Source: Flickr user asenat29
Last week, Facebook received gushing reviews as it began to roll out Gifts, a mobile and web program for giving gift cards and physical goods provided by over 100 merchant partners. Hold on, everyone. Gifts won’t “transform” Facebook, disrupt ecommerce, or solve the company’s mobile monetization issues, even if the announcement seems to have boosted Facebook’s stock price.
Why Gifts won’t be a big deal
According to a spring 2012 GigaOM Pro consumer survey, 64 percent of U.S. online adults are regular online buyers but only 19 percent purchase via social commerce services like daily deals. And consider that while 46 percent of social networkers say they use social networks for photos – Facebook’s most dominant app activity other than communications – only 7 percent do so to shop. So a back-of-the envelope revenue model based on the assumption that a third of Facebook users will make multiple $20 gift purchases yearly is unsupportable.
Several other factors indicate Gifts won’t make Facebook a fortune anytime soon:
- Social network shopping. As Chris Dixon points out, it’s difficult to get users to change modes. Besides offline/online shifting, when a person is in a social communications mindset, and he associates his social network with that kind of activity, he’s not likely to do a lot of shopping. That’s particularly true for the kind of directed shopping that characterizes ecommerce. Internet commerce has been driven by search, research, comparison, and price transparency. Facebook storefronts are still struggling to flourish by harnessing friends’ communications and recommendations and exploiting that information and experience off-network in more familiar shopping environments.

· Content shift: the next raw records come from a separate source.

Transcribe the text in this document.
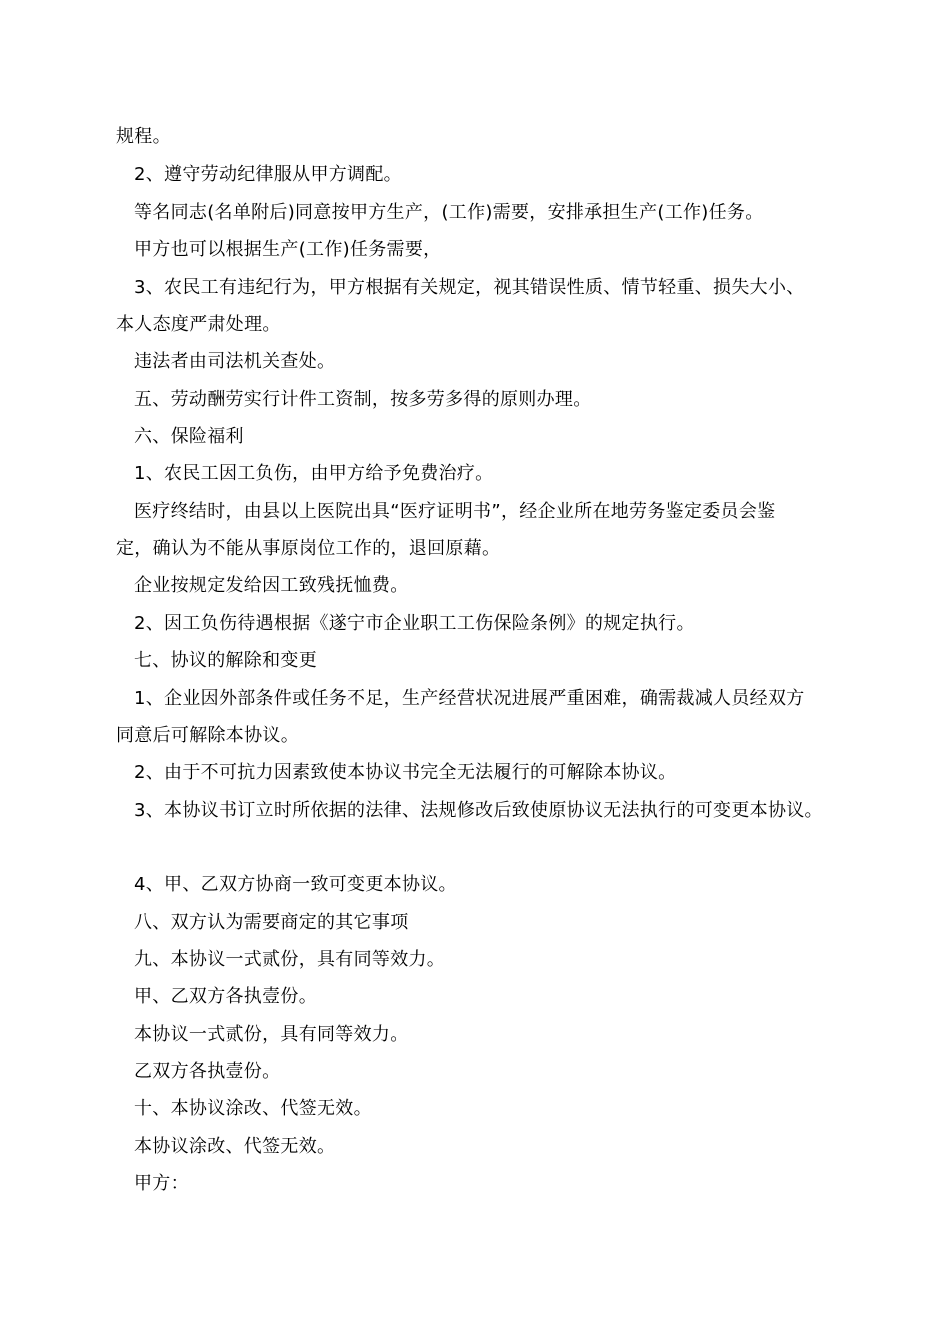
规程。
2、遵守劳动纪律服从甲方调配。
等名同志(名单附后)同意按甲方生产，(工作)需要，安排承担生产(工作)任务。
甲方也可以根据生产(工作)任务需要，
3、农民工有违纪行为，甲方根据有关规定，视其错误性质、情节轻重、损失大小、
本人态度严肃处理。
违法者由司法机关查处。
五、劳动酬劳实行计件工资制，按多劳多得的原则办理。
六、保险福利
1、农民工因工负伤，由甲方给予免费治疗。
医疗终结时，由县以上医院出具“医疗证明书”，经企业所在地劳务鉴定委员会鉴
定，确认为不能从事原岗位工作的，退回原藉。
企业按规定发给因工致残抚恤费。
2、因工负伤待遇根据《遂宁市企业职工工伤保险条例》的规定执行。
七、协议的解除和变更
1、企业因外部条件或任务不足，生产经营状况进展严重困难，确需裁减人员经双方
同意后可解除本协议。
2、由于不可抗力因素致使本协议书完全无法履行的可解除本协议。
3、本协议书订立时所依据的法律、法规修改后致使原协议无法执行的可变更本协议。
4、甲、乙双方协商一致可变更本协议。
八、双方认为需要商定的其它事项
九、本协议一式贰份，具有同等效力。
甲、乙双方各执壹份。
本协议一式贰份，具有同等效力。
乙双方各执壹份。
十、本协议涂改、代签无效。
本协议涂改、代签无效。
甲方：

- Affiliate fees. If you’re the company that’s supplying the gift card, that can be a reasonably high-margin business. But Facebook will likely have to live off retail affiliate fees that typically hover in single digits. I’m skeptical that Facebook will be able to command its usual virtual goods 30 percent fee with companies like Starbucks. And Target’s Facebook gift card app only attracts 6,000 monthly users. In-feed promotion and viral pass-along will help Facebook attract users, and it could conceivably try something like a multilevel marketing program where users received “recruit a friend” benefits.
- Mobile gifting. The roots of Facebook Gifts originate with Facebook’s May $80 million acquisition of Karma with its mobile gifting app for iOS and Android. Certainly Facebook can leverage information about birthdays, anniversaries, and other events to promote users to make gift purchases. But don’t gifts feel more like a researched shopping experience than an impulse buy? And doesn’t adding a smartphone into the equation make it even more “impulsive?” I’d dial down the buy rate in that revenue model another few notches.
It’s wiser to think of Facebook Gifts as another way for the company to get credit card numbers into its payments system. Depending on actual purchase rates, Facebook might gain some data for the purpose of customer segmentation analysis and ad-targeting. Facebook’s real business is still advertising. That’s true for its mobile app as well, though mobile advertising is going to depend more on search and couponing than the branding-oriented campaigns that will ultimately pay off for social media.
However, occasional, impulse-based gifts won’t produce the volume of shopping interest data that Groupon collects, let alone an Amazon-scale treasure trove.